Tour Whore, June 17, 2012


Here is How I Wake Up
by Cameryn Moore

Here is how I wake up:
Reciting lines. I’m performing in the Out-of-Towner Fringe-for-All tomorrow, still working out the flow of my one-minute preview. So much can go wrong in one minute; if it goes really wrong, I’ll go over one minute and the lights will go down, and that looks bad. So I fell asleep last night at 3am talking through this short little snippet. I think I went through it maybe six times? And I woke up at 8am, fully 45 minutes before I had set my alarm to go off, and I was mumbling lines to myself.

Here is how I wake up:
Phone rings. It’s the landline. Shit. I know I set my alarm. But maybe I forgot to save it. I squint at the phone, yep, 10:05, the wankers are starting early today. Fumble for my glasses bedside, scramble for the phone, trip over the power cord to my laptop, find a pen, fuck, fuck, fuck, deep breath, “Hi, it’s Cameryn… great, I’m ready.”
Here is how I wake up:
Eyes stinging. Gah. Last night wasn’t a show night, just some eye makeup, so I didn’t bother taking it off. When I’ve got full makeup on, for a show or appearance, I always do the routine: eye-makeup remover, facial towelettes (both from Neutrogena), splash with water, light night moisturizer. It takes five minutes, tops. But at 5 in the morning that can feel like an eternity between me and my bed.

Here is how I wake up:
With the sun. Rare Saturday, with no phone obligations, no immediate promo obligations, I didn’t turn the alarm on, I’m SLEEPING IN. … No, I guess I’m not. The morning sunlight is so soft, I can’t really bring myself to resent it. I could get out early, take my laptop down to the local café, do some writing. Yeah, that’s what I’m going to do. I don’t get much chance to create out here, and the first draft of the next script is due in three months.

Here is how I wake up:
…. Shuffle, shuffle, creak…
“Psst, hey, Cameryn, I’m going over to Café Olimpico for a latté. Want me to get you one?”
What time is it?
“8:30.”
Mmph…. Yeah, okay… One sugar… Thank you…. Blrghgh…

Here is how I wake up:
No. No no no, that’s not right, god, no, STOP, WAIT, I’M NOT READY, NO! I don’t have stress nightmares much anymore, but when I do, they’re doozies. Not anything groundbreaking in terms of form or dream/psyche metaphors, they’re usually the standard late-for-shows, where’s-my-CD, no-one-recognizes-me sort of thing.
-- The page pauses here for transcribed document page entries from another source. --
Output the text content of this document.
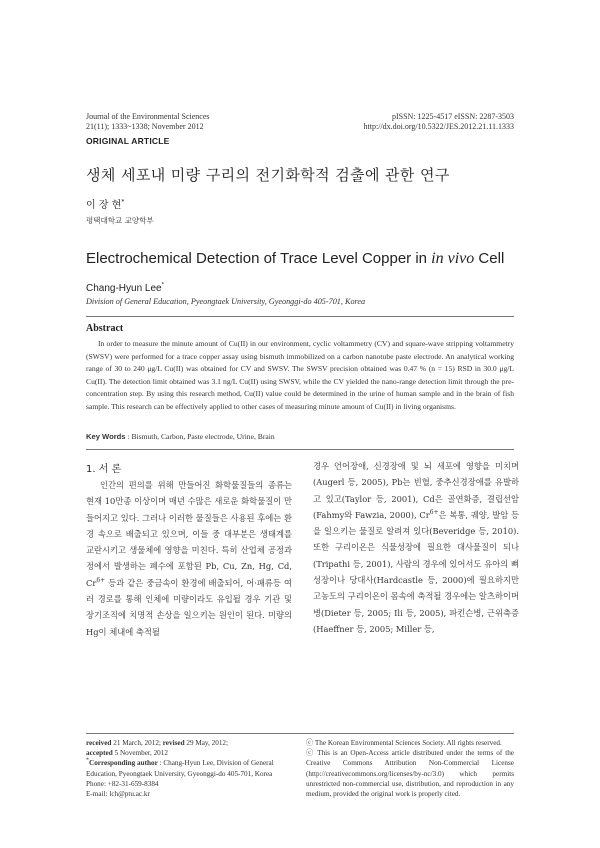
Journal of the Environmental Sciences
21(11); 1333~1338; November 2012
pISSN: 1225-4517 eISSN: 2287-3503
http://dx.doi.org/10.5322/JES.2012.21.11.1333
ORIGINAL ARTICLE
생체 세포내 미량 구리의 전기화학적 검출에 관한 연구
이 장 현*
평택대학교 교양학부
Electrochemical Detection of Trace Level Copper in in vivo Cell
Chang-Hyun Lee*
Division of General Education, Pyeongtaek University, Gyeonggi-do 405-701, Korea
Abstract
In order to measure the minute amount of Cu(II) in our environment, cyclic voltammetry (CV) and square-wave stripping voltammetry (SWSV) were performed for a trace copper assay using bismuth immobilized on a carbon nanotube paste electrode. An analytical working range of 30 to 240 μg/L Cu(II) was obtained for CV and SWSV. The SWSV precision obtained was 0.47 % (n = 15) RSD in 30.0 μg/L Cu(II). The detection limit obtained was 3.1 ng/L Cu(II) using SWSV, while the CV yielded the nano-range detection limit through the pre-concentration step. By using this research method, Cu(II) value could be determined in the urine of human sample and in the brain of fish sample. This research can be effectively applied to other cases of measuring minute amount of Cu(II) in living organisms.
Key Words : Bismuth, Carbon, Paste electrode, Urine, Brain
1. 서 론
인간의 편의를 위해 만들어진 화학물질들의 종류는 현재 10만종 이상이며 매년 수많은 새로운 화학물질이 만들어지고 있다. 그러나 이러한 물질들은 사용된 후에는 환경 속으로 배출되고 있으며, 이들 중 대부분은 생태계를 교란시키고 생물체에 영향을 미친다. 특히 산업체 공정과정에서 발생하는 폐수에 포함된 Pb, Cu, Zn, Hg, Cd, $Cr^{6+}$ 등과 같은 중금속이 환경에 배출되어, 어·패류등 여러 경로를 통해 인체에 미량이라도 유입될 경우 기관 및 장기조직에 치명적 손상을 일으키는 원인이 된다. 미량의 Hg이 체내에 축적될
경우 언어장애, 신경장애 및 뇌 세포에 영향을 미치며(Augerl 등, 2005), Pb는 빈혈, 중추신경장애를 유발하고 있고(Taylor 등, 2001), Cd은 골연화증, 결립선암(Fahmy와 Fawzia, 2000), $Cr^{6+}$은 복통, 궤양, 발암 등을 일으키는 물질로 알려져 있다(Beveridge 등, 2010). 또한 구리이온은 식물성장에 필요한 대사물질이 되나(Tripathi 등, 2001), 사람의 경우에 있어서도 유아의 뼈 성장이나 당대사(Hardcastle 등, 2000)에 필요하지만 고농도의 구리이온이 몸속에 축적될 경우에는 알츠하이머병(Dieter 등, 2005; Ili 등, 2005), 파킨슨병, 근위축증(Haeffner 등, 2005; Miller 등,
received 21 March, 2012; revised 29 May, 2012;
accepted 5 November, 2012
*Corresponding author : Chang-Hyun Lee, Division of General Education, Pyeongtaek University, Gyeonggi-do 405-701, Korea
Phone: +82-31-659-8384
E-mail: lch@ptu.ac.kr
ⓒ The Korean Environmental Sciences Society. All rights reserved.
ⓒ This is an Open-Access article distributed under the terms of the Creative Commons Attribution Non-Commercial License (http://creativecommons.org/licenses/by-nc/3.0) which permits unrestricted non-commercial use, distribution, and reproduction in any medium, provided the original work is properly cited.
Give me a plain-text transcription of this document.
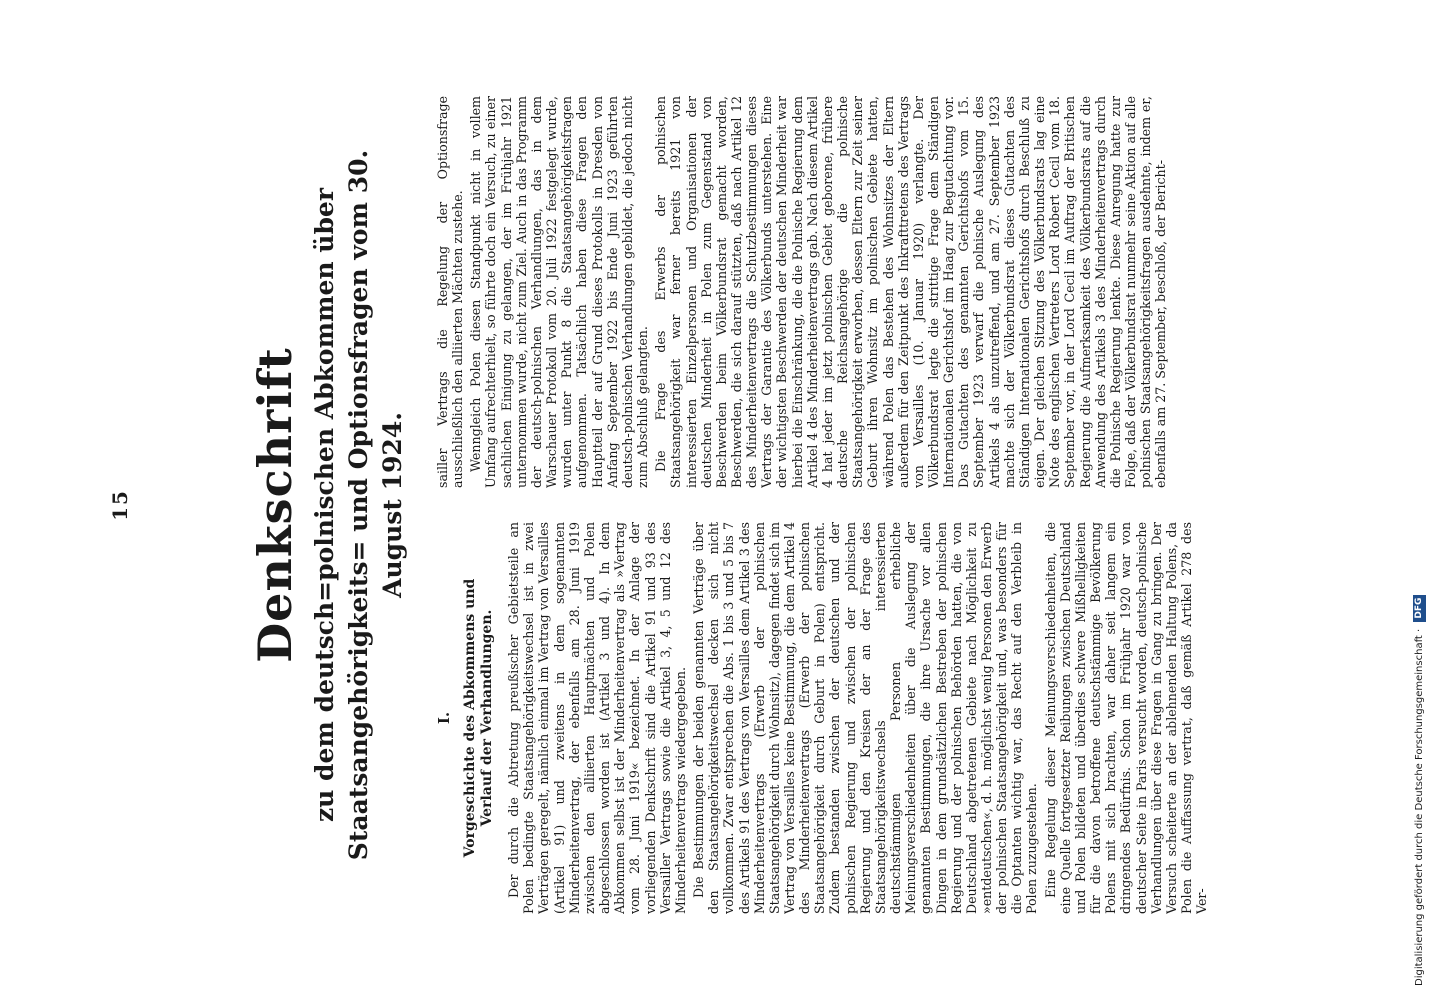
15	Denkschrift zu dem deutsch=polnischen Abkommen über Staatsangehörigkeits= und Optionsfragen vom 30. August 1924.
I. Vorgeschichte des Abkommens und Verlauf der Verhandlungen. Der durch die Abtretung preußischer Gebietsteile an Polen bedingte Staatsangehörigkeitswechsel ist in zwei Verträgen geregelt, nämlich einmal im Vertrag von Versailles (Artikel 91) und zweitens in dem sogenannten Minderheitenvertrag, der ebenfalls am 28. Juni 1919 zwischen den alliierten Hauptmächten und Polen abgeschlossen worden ist (Artikel 3 und 4). In dem Abkommen selbst ist der Minderheitenvertrag als »Vertrag vom 28. Juni 1919« bezeichnet. In der Anlage der vorliegenden Denkschrift sind die Artikel 91 und 93 des Versailler Vertrags sowie die Artikel 3, 4, 5 und 12 des Minderheitenvertrags wiedergegeben. Die Bestimmungen der beiden genannten Verträge über den Staatsangehörigkeitswechsel decken sich nicht vollkommen. Zwar entsprechen die Abs. 1 bis 3 und 5 bis 7 des Artikels 91 des Vertrags von Versailles dem Artikel 3 des Minderheitenvertrags (Erwerb der polnischen Staatsangehörigkeit durch Wohnsitz), dagegen findet sich im Vertrag von Versailles keine Bestimmung, die dem Artikel 4 des Minderheitenvertrags (Erwerb der polnischen Staatsangehörigkeit durch Geburt in Polen) entspricht. Zudem bestanden zwischen der deutschen und der polnischen Regierung und zwischen der polnischen Regierung und den Kreisen der an der Frage des Staatsangehörigkeitswechsels interessierten deutschstämmigen Personen erhebliche Meinungsverschiedenheiten über die Auslegung der genannten Bestimmungen, die ihre Ursache vor allen Dingen in dem grundsätzlichen Bestreben der polnischen Regierung und der polnischen Behörden hatten, die von Deutschland abgetretenen Gebiete nach Möglichkeit zu »entdeutschen«, d. h. möglichst wenig Personen den Erwerb der polnischen Staatsangehörigkeit und, was besonders für die Optanten wichtig war, das Recht auf den Verbleib in Polen zuzugestehen. Eine Regelung dieser Meinungsverschiedenheiten, die eine Quelle fortgesetzter Reibungen zwischen Deutschland und Polen bildeten und überdies schwere Mißhelligkeiten für die davon betroffene deutschstämmige Bevölkerung Polens mit sich brachten, war daher seit langem ein dringendes Bedürfnis. Schon im Frühjahr 1920 war von deutscher Seite in Paris versucht worden, deutsch-polnische Verhandlungen über diese Fragen in Gang zu bringen. Der Versuch scheiterte an der ablehnenden Haltung Polens, da Polen die Auffassung vertrat, daß gemäß Artikel 278 des Ver-

sailler Vertrags die Regelung der Optionsfrage ausschließlich den alliierten Mächten zustehe. Wenngleich Polen diesen Standpunkt nicht in vollem Umfang aufrechterhielt, so führte doch ein Versuch, zu einer sachlichen Einigung zu gelangen, der im Frühjahr 1921 unternommen wurde, nicht zum Ziel. Auch in das Programm der deutsch-polnischen Verhandlungen, das in dem Warschauer Protokoll vom 20. Juli 1922 festgelegt wurde, wurden unter Punkt 8 die Staatsangehörigkeitsfragen aufgenommen. Tatsächlich haben diese Fragen den Hauptteil der auf Grund dieses Protokolls in Dresden von Anfang September 1922 bis Ende Juni 1923 geführten deutsch-polnischen Verhandlungen gebildet, die jedoch nicht zum Abschluß gelangten. Die Frage des Erwerbs der polnischen Staatsangehörigkeit war ferner bereits 1921 von interessierten Einzelpersonen und Organisationen der deutschen Minderheit in Polen zum Gegenstand von Beschwerden beim Völkerbundsrat gemacht worden, Beschwerden, die sich darauf stützten, daß nach Artikel 12 des Minderheitenvertrags die Schutzbestimmungen dieses Vertrags der Garantie des Völkerbunds unterstehen. Eine der wichtigsten Beschwerden der deutschen Minderheit war hierbei die Einschränkung, die die Polnische Regierung dem Artikel 4 des Minderheitenvertrags gab. Nach diesem Artikel 4 hat jeder im jetzt polnischen Gebiet geborene, frühere deutsche Reichsangehörige die polnische Staatsangehörigkeit erworben, dessen Eltern zur Zeit seiner Geburt ihren Wohnsitz im polnischen Gebiete hatten, während Polen das Bestehen des Wohnsitzes der Eltern außerdem für den Zeitpunkt des Inkrafttretens des Vertrags von Versailles (10. Januar 1920) verlangte. Der Völkerbundsrat legte die strittige Frage dem Ständigen Internationalen Gerichtshof im Haag zur Begutachtung vor. Das Gutachten des genannten Gerichtshofs vom 15. September 1923 verwarf die polnische Auslegung des Artikels 4 als unzutreffend, und am 27. September 1923 machte sich der Völkerbundsrat dieses Gutachten des Ständigen Internationalen Gerichtshofs durch Beschluß zu eigen. Der gleichen Sitzung des Völkerbundsrats lag eine Note des englischen Vertreters Lord Robert Cecil vom 18. September vor, in der Lord Cecil im Auftrag der Britischen Regierung die Aufmerksamkeit des Völkerbundsrats auf die Anwendung des Artikels 3 des Minderheitenvertrags durch die Polnische Regierung lenkte. Diese Anregung hatte zur Folge, daß der Völkerbundsrat nunmehr seine Aktion auf alle polnischen Staatsangehörigkeitsfragen ausdehnte, indem er, ebenfalls am 27. September, beschloß, der Bericht-

Digitalisierung gefördert durch die Deutsche Forschungsgemeinschaft · DFG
But they’re strong, full-bodied, and very convincing; I often wake from them and sink back in several times before the last installment wakes me up full blast and I can’t remember what’s true.

Here is how I wake up:
Oh my god, it is sweltering already at 9am, what the fuck, Winnipeg, you are killing me.

Here is how I wake up:
Creaking of floorboards overhead. My hosts here in Montréal get up for normal work hours; I still am not clear on what they do for a living. Because I have a separate entrance and a separate kitchen, I can go for days without seeing them. I cooked dinner for them last Thursday and then… not much since. But their little household noises are around during the morning and early evening, and the quiet at night is a little weird. I am cautious coming in. Not everyone’s a Fringe-driven night owl.

Here is how I wake up:
Making lists in my head. Makeup bag, iPod for tonight’s playlist, parasol, packing-tape gun, am I going to need the hand truck to load out set pieces to the venue today? Probably, yeah. Pack a lunch, oops, getting late, better eat my breakfast soon, too. What am I wearing today? Charge the phone, scoop the kitty poop, my one task in this homestay. I don’t know what that cat is eating, but dayummmm…

Here is how I wake up:
BEEP BEEP BEEP *snooze button* …..  BEEP BEEP BEEP *snooze button* …. BEEP BEEP BEEP *snooze button* ….

Here is how I wake up:
Stretching long, sprawling out, enjoying the cool sheets, sticking my feet out from the blankets, if they’re not already hanging out, rolling and flexing my ankles and toes, feeling the ache of standing or walking yesterday for a LOT of hours, the tenderness of the soles of my feet, the stiffness of an honest day’s Fringe.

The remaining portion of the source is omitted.